Tarihsel Bir Ayna: Osmanlı ve Britanya'nın Korsanlarla Dansı
Soros'un postmodern korsanlığını anlamak için, tarihteki korsan-imparatorluk ilişkisine bakmak gerekir. Osmanlı ve Britanya İmparatorlukları, egemenliklerini yaymak için deniz korsanlarını (privateers) stratejik birer araç olarak kullandı. Britanya'da korsanlık, 16. ve 17. yüzyıllarda İspanyol sömürge ticaretine darbe vurmak için sistematik bir politika olarak uygulandı. Kraliçe I. Elizabeth döneminde, Francis Drake ve John Hawkins gibi korsanlar, "Letter of Marque" adlı resmi izinle donatıldılar. Drake, 1577-1580'de dünyayı dolaşarak İspanyol altın filolarını yağmaladı; 1588'de İspanyol Armadası'na karşı savaşta kilit rol oynadı. Bu korsanlar, hem kendi ceplerini dolduruyordu, ki Drake'in ganimeti milyonlarca pound değerindeydi, hem de Londra'ya servet taşıyordu. Britanya'nın deniz hegemonyasını güçlendiriyordu.
Osmanlı'da ise Akdeniz'de farklı bir biçim söz konusuydu. 16. yüzyılda Oruç Reis, Barbaros Hayreddin Paşa ve Turgut Reis gibi figürler, Venedik, Ceneviz ve İspanyol gemilerini hedef alıyorlardı. Barbaros, 1538'de Preveze Deniz Savaşı'nda Osmanlı'ya zafer kazandırdı; ama öncesi ve sonrasında, korsanlık faaliyetleriyle hem zenginleşti hem de imparatorluğun Akdeniz'deki nüfuzunu genişletti. Osmanlı, bu denizcileri bazen donanmasına entegre etti, bazen de özerk bırakarak dolaylı kontrol sağladı. Ganimetin bir kısmı İstanbul'a sunulur, kalanını kendileri alırlardı. Örneğin, Cezayir'deki korsan üsleri, Osmanlı'ya haraç öderken kendi ekonomilerini de büyüttü. Yine bu denizciler Kuzey Afrika’da ele geçirdikleri liman ve toprakları Osmanlı mülküne katıyorlar, Osmanlı savaşa girmeden toprak kazanıyordu.

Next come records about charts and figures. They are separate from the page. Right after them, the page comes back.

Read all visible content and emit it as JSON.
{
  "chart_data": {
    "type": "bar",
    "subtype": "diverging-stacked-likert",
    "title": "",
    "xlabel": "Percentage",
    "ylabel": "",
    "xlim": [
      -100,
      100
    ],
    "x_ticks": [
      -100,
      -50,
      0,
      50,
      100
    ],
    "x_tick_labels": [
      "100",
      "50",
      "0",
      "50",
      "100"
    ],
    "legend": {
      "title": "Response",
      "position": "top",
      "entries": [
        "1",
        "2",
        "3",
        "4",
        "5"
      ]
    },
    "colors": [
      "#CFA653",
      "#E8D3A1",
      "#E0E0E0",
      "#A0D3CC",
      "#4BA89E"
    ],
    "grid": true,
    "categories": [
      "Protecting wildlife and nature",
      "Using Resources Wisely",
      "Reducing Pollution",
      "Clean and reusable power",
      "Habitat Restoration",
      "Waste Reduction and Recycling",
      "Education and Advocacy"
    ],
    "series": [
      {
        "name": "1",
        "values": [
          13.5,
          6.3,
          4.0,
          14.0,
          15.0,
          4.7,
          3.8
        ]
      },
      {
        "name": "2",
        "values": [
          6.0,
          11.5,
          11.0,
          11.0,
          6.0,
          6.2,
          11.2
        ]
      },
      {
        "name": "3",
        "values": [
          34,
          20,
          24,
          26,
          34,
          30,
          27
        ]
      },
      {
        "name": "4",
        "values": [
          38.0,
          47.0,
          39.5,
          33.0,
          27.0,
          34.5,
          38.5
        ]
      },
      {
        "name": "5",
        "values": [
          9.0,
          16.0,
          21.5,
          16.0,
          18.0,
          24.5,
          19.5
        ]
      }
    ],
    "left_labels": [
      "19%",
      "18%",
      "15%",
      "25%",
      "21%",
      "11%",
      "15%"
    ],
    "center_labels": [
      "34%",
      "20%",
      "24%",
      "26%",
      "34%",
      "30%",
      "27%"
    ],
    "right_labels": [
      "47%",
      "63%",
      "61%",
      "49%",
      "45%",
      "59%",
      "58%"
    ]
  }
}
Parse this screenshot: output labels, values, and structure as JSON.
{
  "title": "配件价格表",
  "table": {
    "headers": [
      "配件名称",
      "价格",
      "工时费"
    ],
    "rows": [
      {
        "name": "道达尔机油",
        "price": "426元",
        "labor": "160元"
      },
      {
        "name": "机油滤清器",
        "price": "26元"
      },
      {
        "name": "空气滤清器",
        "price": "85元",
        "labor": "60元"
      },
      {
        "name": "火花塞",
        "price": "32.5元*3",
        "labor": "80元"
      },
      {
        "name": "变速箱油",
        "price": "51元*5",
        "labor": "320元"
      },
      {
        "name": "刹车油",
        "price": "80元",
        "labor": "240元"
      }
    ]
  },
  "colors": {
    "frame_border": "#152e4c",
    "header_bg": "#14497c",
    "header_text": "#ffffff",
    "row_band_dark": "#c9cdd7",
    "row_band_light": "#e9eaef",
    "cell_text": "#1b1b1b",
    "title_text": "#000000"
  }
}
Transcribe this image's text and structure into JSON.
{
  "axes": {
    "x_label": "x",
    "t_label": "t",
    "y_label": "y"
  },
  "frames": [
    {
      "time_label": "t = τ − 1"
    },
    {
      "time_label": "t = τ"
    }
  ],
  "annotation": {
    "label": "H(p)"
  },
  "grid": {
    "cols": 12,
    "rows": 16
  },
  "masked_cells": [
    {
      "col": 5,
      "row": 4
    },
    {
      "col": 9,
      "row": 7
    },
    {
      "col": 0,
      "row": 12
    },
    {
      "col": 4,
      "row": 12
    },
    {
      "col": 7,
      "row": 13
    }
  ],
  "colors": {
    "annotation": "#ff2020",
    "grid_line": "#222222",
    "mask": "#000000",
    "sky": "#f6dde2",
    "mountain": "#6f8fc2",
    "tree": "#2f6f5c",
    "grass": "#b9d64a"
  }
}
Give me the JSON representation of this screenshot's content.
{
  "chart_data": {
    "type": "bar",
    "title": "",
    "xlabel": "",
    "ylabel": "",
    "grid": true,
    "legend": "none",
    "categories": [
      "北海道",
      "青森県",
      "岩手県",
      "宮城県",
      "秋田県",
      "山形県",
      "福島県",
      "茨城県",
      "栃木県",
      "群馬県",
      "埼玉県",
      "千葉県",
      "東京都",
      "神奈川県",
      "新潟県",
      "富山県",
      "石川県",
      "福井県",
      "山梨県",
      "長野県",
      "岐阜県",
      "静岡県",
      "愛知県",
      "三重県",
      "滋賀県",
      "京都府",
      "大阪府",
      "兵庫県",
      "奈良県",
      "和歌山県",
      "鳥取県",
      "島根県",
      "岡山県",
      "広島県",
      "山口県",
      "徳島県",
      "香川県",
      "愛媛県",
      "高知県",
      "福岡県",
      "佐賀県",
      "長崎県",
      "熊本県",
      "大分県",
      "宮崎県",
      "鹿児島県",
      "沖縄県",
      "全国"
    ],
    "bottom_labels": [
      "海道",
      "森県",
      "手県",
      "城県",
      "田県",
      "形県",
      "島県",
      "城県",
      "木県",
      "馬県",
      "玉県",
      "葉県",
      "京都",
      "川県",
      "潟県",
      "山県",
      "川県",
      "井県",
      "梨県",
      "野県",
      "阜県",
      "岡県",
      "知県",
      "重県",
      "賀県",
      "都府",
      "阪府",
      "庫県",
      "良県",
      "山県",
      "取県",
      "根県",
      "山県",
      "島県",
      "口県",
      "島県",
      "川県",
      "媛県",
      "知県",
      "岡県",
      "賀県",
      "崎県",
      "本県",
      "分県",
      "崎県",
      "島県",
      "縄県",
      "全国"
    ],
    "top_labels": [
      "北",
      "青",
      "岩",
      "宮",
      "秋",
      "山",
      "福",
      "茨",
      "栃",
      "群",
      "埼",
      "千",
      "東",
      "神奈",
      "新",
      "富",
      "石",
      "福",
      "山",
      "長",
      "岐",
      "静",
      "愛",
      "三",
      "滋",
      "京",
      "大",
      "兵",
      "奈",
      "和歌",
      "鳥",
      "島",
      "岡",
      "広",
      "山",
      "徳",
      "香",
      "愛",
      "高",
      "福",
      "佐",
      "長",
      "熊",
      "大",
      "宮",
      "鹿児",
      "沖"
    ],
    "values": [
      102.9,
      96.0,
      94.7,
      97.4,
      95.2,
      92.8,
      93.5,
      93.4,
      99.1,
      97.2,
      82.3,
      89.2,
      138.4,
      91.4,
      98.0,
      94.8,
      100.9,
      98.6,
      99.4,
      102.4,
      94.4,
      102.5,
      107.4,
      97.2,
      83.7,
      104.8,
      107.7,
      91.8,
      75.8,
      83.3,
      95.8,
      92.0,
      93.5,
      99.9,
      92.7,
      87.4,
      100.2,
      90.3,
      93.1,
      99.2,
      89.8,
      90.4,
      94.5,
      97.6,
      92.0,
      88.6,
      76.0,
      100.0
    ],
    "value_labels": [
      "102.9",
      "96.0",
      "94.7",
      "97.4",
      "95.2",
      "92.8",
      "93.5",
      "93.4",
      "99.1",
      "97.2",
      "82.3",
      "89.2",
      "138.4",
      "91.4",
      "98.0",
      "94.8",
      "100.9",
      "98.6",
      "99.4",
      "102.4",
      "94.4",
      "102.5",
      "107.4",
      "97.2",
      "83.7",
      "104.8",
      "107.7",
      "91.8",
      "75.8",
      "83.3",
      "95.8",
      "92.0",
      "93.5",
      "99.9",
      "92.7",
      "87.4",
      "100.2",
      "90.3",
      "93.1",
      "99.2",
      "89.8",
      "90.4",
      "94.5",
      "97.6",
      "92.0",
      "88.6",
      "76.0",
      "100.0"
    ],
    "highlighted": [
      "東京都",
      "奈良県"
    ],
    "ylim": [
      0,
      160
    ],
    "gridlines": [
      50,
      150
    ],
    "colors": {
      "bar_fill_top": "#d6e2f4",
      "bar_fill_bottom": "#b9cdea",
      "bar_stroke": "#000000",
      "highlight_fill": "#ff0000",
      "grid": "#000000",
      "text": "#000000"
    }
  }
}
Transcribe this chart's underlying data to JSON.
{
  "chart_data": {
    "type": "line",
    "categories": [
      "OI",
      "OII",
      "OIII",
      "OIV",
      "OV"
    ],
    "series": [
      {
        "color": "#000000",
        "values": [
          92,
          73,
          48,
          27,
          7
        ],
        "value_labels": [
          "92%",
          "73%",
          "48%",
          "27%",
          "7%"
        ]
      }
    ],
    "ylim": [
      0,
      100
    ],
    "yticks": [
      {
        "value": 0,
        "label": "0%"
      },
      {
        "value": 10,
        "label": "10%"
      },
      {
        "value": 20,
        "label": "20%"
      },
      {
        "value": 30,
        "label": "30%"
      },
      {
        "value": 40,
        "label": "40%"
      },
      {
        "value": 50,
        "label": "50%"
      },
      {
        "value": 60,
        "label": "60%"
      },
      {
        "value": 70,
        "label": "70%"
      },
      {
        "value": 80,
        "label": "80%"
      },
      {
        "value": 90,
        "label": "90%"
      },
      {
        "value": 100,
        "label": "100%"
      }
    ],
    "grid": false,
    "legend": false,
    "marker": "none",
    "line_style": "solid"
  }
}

Bu ilişki, bir kazan-kazan düzeniydi: Korsanlar zenginleşir, imparatorluklar ise düşmanlarını zayıflatır, toprak kazanır, kaynak transfer eder ve nüfuzlarını yayardı. Korsanlar, kaos yaratırdı, ticaret yollarını keser, düşman donanmalarını yıpratırdı. Bu kaos, efendilerinin stratejik hedeflerine hizmet ederdi. Soros'un hikâyesi, bu tarihsel dansın postmodern bir yansımasıdır: Finansal piyasalarda "saldırılar" düzenliyor, milli devletleri sarsıyor ve ganimeti küresel bir "kral" adına topluyor. Yaptığı iş önceki korsanların işlevi ile birebir aynı ama daha karmaşıktır. Tarihsel korsanlar kılıç ve yelkenle çalışırdı; Soros ise döviz kurları, fonlar, sivil toplum kuruluşları ve ideolojiyle. Bu sistemi üç yüzü ile açıklamak mümkün.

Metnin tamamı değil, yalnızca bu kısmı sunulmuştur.